3. Act small. "Micromovements" is a term used by the inspirational author and dreaming advocate SARK. Twenty-eight years ago she was an unemployed artist in San Francisco who suffered from chronic procrastination. What changed her into the author of 16 bestselling books was learning how to take the first step. Her advice is that if your dream is to write a novel, then your first micromovement could be to turn on your computer. After that you can decide whether or not you want to keep going. If you do, from there you can open and name a Word document. If you decide to go further, then you can write a bad sentence and then maybe another will come. I’ve also heard this used as a way to motivate yourself to exercise: If you don’t feel like going for a run, just put on your shoes and see what happens. The key is to alleviate any pressure to do everything at once. Every project is made up of dozens of small steps that are all pretty doable.
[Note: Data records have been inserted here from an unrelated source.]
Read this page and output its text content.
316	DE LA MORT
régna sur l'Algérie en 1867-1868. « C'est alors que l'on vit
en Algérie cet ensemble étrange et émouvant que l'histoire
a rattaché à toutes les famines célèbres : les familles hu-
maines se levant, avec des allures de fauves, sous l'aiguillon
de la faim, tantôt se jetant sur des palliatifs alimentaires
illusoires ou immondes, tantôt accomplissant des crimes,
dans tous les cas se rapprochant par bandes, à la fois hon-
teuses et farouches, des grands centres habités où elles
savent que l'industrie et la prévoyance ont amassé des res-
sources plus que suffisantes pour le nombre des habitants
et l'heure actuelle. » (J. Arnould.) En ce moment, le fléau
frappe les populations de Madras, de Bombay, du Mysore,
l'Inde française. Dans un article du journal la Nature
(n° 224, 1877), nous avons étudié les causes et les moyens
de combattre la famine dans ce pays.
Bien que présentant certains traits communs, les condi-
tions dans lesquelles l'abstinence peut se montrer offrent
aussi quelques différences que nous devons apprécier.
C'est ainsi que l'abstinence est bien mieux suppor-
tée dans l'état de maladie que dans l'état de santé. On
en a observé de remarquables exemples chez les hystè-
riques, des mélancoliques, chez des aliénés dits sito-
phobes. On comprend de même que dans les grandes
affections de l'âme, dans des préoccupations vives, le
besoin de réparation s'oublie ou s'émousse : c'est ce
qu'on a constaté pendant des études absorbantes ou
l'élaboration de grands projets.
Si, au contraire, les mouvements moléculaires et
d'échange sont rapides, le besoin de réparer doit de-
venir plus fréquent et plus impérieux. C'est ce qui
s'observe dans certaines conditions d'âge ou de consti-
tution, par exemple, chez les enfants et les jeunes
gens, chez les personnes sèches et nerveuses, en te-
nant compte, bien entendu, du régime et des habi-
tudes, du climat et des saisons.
4. Practice. “Practice and all is coming.” This is my favorite quote from Patabi Jois, the father of Ashtanga Yoga. His students—who were mostly Western—would come to him seeking help to escape their neuroses and destructive behavior. He would flash his beatific smile and tell them to go do their practice and everything would be ok. Of course, your practice doesn't have to be yoga. It can be biking or painting or anything that challenges and centers you. My boyfriend spends his weekends experimenting with new baking recipes, pushing himself to get the right consistency and trying again when his cakes fall. The simple act of baking makes him feel good. So what is your practice? Once you figure out what that thing is for you, make a point of doing it a few times a week and notice how you feel within the consistency. Bigger goals and dramatic changes are very real, but I’ve come to see that daily routines are really what sustain me. The best creative work often happens within the stability of practice.
5. Take refuge in yourself. The most incredible practice I’ve found is free-writing for 30 minutes each morning. I learned this from The Artist's Way (another great tool for tapping into your creative talents). I’ve done "morning pages" as consistently for over two years, and they have made such a big difference in my attitude about life. I grew up in a family where I was discouraged from talking too much about myself, especially when I was complaining. To me, there is no comfort that can compare to the privilege of being able to sit down for 30 minutes to write about whatever is going on inside. This writing practice has made me my own best friend. It has shown me that I have infinite amounts of strength and humor if I look for it, and that I deserve all of all of good things that happen to me once I make the decision to get out of my own way. So I just do it. I wake up and write until I feel clear. Then I close my notebook and make a bowl of oatmeal and enjoy my day.